Published in Photo Gallery Bulgaria

'Bulgaria and Russia are marching in one column under the banner of labour...' goes this song. The march was a favourite of the Soviet Army Group in Bulgaria.

In September 1944 the Red Army crossed the Danube and entered Bulgaria.

It ignored the announcement of the Bulgarian government that it was withdrawing unilaterally from the Axis, pulling its troops out of Greece and Yugoslavia and then declaring war on Germany, hoping to avoid a Soviet occupation. By the time the Red Army entered Sofia on 16th September 1944, the Bulgarian capital was already controlled by armed Communist activists. The Soviet army presence enabled the Bulgarian Communists to later seize power and establish a Communist state.

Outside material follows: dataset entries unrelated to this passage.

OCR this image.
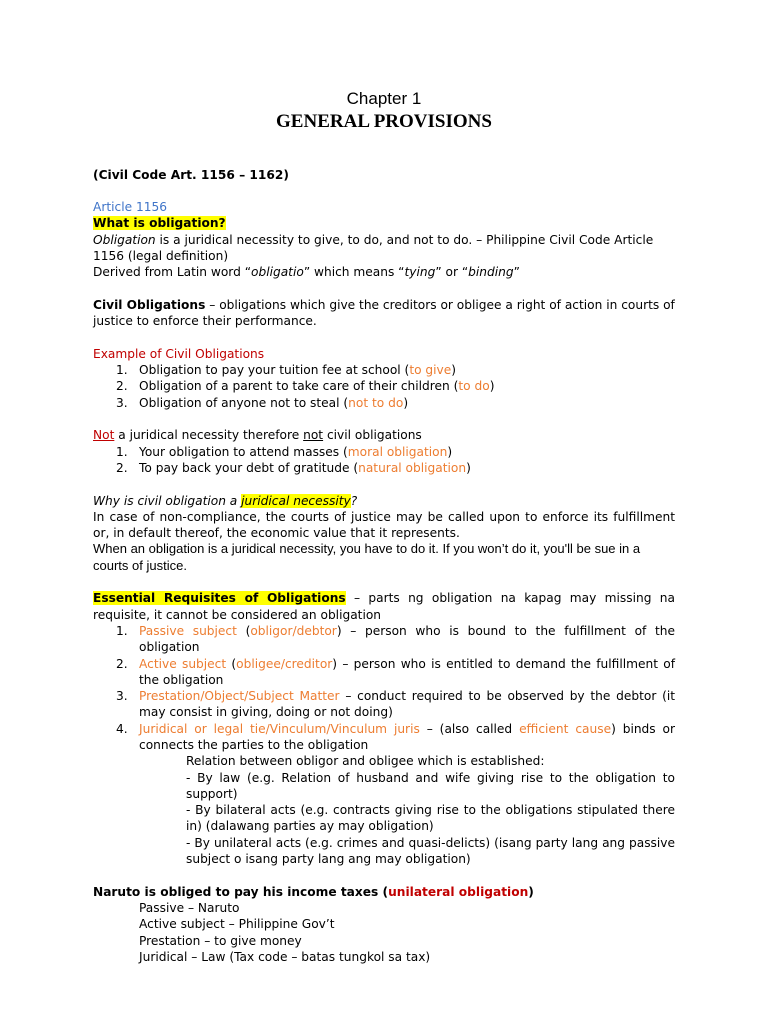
Chapter 1
GENERAL PROVISIONS

(Civil Code Art. 1156 – 1162)

Article 1156

What is obligation?

Obligation is a juridical necessity to give, to do, and not to do. – Philippine Civil Code Article 1156 (legal definition)

Derived from Latin word “obligatio” which means “tying” or “binding”

Civil Obligations – obligations which give the creditors or obligee a right of action in courts of justice to enforce their performance.

Example of Civil Obligations

1. Obligation to pay your tuition fee at school (to give)
2. Obligation of a parent to take care of their children (to do)
3. Obligation of anyone not to steal (not to do)

Not a juridical necessity therefore not civil obligations

1. Your obligation to attend masses (moral obligation)
2. To pay back your debt of gratitude (natural obligation)

Why is civil obligation a juridical necessity?

In case of non-compliance, the courts of justice may be called upon to enforce its fulfillment or, in default thereof, the economic value that it represents.

When an obligation is a juridical necessity, you have to do it. If you won’t do it, you'll be sue in a courts of justice.

Essential Requisites of Obligations – parts ng obligation na kapag may missing na requisite, it cannot be considered an obligation

1. Passive subject (obligor/debtor) – person who is bound to the fulfillment of the obligation
2. Active subject (obligee/creditor) – person who is entitled to demand the fulfillment of the obligation
3. Prestation/Object/Subject Matter – conduct required to be observed by the debtor (it may consist in giving, doing or not doing)
4. Juridical or legal tie/Vinculum/Vinculum juris – (also called efficient cause) binds or connects the parties to the obligation

Relation between obligor and obligee which is established:

- By law (e.g. Relation of husband and wife giving rise to the obligation to support)

- By bilateral acts (e.g. contracts giving rise to the obligations stipulated there in) (dalawang parties ay may obligation)

- By unilateral acts (e.g. crimes and quasi-delicts) (isang party lang ang passive subject o isang party lang ang may obligation)

Naruto is obliged to pay his income taxes (unilateral obligation)

Passive – Naruto

Active subject – Philippine Gov’t

Prestation – to give money

Juridical – Law (Tax code – batas tungkol sa tax)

One of the first tasks for Soviet Power in Bulgaria was to establish continuity between the XIX Century Russian presence in Bulgaria and its new rulers. The myth of the Dual Liberators was born.

The new administration was equally harsh towards all within Bulgaria's borders. Tens of thousands of White Russians lived in Bulgaria after the 1917 Bolshevik Revolution. Legally, they were not Soviet citizens, some of them had Bulgarian passports, others the so called Nansen Passports (as stateless people in need of protection), issued by the League of Nations in Geneva.

Similarly to the post-1945 practice across Eastern Europe, some of those Russians were taken to the Soviet Union, others to Bulgaria's Forced Labour Camps: first the Kutsiyan Mine near the town of Pernik, later to Bulgaria's largest Gulag on the Danubian island of Persin.